I recall the summer of 1989, and the wedding of some friends held in the lee of the Peace Pagoda, at that time a new and startling structure, like the Albert Memorial squatted in by four svelte Buddhas. I remember — what seemed to me — a rancorous speech by the bride’s father. I put a version of it into my novella, Cock. Then it’s a decade later, and I’m lifting one of my kids up on to the top tier of the Pagoda, so he or she can consort with the Prince of Non-Attachment. It was raining, a Parks Police car came sidling up the avenue and one of the cops hailed us through a megaphone: ‘Get down off the Buddha!’

Now, proceeding, I see over there the little plantation of trees beside Albert Bridge. My friend John McVicar, once the most wanted man in Britain — latterly not much wanted at all, so he moved to Bulgaria to hunt wild boar — planted a tree here for his late mother. It would’ve been in the mid-1990s. Could it be that inapposite conifer, the quick green fuse of which lances through cast-iron railings? Below the Thames unrolls the smooth production line of its ebb tide, upon which are bolted together garbage scows heading down from Wandsworth.

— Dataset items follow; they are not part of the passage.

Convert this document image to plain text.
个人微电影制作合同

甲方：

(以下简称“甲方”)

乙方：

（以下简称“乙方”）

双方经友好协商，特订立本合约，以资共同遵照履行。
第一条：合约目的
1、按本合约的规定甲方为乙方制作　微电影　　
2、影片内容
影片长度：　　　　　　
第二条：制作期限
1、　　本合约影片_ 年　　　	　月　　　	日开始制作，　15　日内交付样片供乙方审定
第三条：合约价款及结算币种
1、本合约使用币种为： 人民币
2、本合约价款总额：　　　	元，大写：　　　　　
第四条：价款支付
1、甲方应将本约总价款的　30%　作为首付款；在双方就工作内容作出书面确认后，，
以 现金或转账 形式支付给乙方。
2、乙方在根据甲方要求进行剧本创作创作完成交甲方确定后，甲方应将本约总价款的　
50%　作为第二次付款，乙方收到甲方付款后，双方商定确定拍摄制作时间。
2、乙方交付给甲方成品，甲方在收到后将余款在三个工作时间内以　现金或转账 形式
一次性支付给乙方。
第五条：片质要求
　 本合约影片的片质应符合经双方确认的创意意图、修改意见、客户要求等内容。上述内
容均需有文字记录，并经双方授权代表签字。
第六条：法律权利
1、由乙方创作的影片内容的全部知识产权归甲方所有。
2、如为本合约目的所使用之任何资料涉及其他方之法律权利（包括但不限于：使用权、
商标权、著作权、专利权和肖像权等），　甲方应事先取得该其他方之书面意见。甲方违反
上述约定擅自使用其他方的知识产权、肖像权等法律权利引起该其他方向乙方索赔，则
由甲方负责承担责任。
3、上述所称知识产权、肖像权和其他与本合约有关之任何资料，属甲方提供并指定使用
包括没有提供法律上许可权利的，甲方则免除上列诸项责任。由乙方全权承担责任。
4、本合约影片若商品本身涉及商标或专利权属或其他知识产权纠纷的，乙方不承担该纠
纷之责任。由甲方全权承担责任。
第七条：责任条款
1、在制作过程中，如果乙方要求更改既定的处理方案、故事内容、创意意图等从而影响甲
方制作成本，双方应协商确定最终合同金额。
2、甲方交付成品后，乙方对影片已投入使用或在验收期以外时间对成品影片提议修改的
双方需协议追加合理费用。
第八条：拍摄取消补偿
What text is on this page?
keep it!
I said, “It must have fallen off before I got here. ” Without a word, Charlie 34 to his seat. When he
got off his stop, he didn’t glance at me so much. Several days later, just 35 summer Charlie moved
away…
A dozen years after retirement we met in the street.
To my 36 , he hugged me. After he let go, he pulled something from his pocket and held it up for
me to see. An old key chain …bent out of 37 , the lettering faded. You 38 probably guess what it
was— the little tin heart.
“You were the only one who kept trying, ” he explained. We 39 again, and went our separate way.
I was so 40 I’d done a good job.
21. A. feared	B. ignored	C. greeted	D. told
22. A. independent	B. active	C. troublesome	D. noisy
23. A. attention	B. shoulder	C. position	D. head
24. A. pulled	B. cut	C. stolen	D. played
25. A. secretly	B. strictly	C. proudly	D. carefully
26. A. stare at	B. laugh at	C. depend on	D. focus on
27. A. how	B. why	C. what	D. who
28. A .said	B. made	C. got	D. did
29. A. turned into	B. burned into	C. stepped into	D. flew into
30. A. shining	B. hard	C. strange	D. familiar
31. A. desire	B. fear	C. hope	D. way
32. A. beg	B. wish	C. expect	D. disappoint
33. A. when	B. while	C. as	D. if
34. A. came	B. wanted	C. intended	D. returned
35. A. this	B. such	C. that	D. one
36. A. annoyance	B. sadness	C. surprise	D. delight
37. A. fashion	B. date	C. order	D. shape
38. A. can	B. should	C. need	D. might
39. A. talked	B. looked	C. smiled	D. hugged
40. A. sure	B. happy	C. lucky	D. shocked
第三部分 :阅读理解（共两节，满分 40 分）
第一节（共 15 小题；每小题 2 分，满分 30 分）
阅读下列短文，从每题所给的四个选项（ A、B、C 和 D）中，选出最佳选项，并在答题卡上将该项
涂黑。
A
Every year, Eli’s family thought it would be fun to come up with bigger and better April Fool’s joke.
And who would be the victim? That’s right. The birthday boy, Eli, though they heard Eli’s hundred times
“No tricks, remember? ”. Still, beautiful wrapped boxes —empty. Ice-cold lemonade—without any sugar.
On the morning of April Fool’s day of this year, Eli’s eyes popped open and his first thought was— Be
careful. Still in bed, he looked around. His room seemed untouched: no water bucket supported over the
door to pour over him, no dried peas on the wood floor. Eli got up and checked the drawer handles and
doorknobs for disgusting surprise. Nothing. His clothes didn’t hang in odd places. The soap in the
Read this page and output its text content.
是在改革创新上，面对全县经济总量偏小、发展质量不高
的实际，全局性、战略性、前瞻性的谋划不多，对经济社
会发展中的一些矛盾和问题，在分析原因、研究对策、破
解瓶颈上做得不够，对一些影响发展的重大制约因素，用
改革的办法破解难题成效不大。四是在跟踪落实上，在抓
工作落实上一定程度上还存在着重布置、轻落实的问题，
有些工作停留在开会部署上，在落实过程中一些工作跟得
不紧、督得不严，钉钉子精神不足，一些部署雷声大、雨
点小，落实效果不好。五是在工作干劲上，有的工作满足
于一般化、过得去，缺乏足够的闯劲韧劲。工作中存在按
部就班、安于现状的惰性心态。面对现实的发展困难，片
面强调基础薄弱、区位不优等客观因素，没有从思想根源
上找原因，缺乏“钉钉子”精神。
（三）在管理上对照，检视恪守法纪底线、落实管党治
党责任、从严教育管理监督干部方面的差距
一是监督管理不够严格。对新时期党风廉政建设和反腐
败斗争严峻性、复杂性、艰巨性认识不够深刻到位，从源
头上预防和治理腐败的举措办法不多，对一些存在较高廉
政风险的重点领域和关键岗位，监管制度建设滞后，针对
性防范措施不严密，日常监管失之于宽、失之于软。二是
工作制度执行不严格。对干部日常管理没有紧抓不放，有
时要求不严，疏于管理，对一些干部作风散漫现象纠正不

Perhaps. Oscar and Jimmy walk on the far side of the river, plotting nocturnes, proleptically graffiti-spraying butterflies. Over towards Chelsea shines the single, gold ball atop the Chelsea Harbour development. This was the motif — the ball rises and falls with the tide, like a ball cock in a cistern — with which I opened my 1997 novel Great Apes. Chelsea Harbour, an integrated development of luxury flats and costly retail outlets. Think gym, think gated, think Eurotrash. Michael Caine had a restaurant here — perhaps he still does — certainly, it would be fair to say that his entire acting career led up to this imposture. The chirpy Cockney rhymer: ‘My name is ’arry Palmer, I run a restaurant in Chelsea ’arbour.’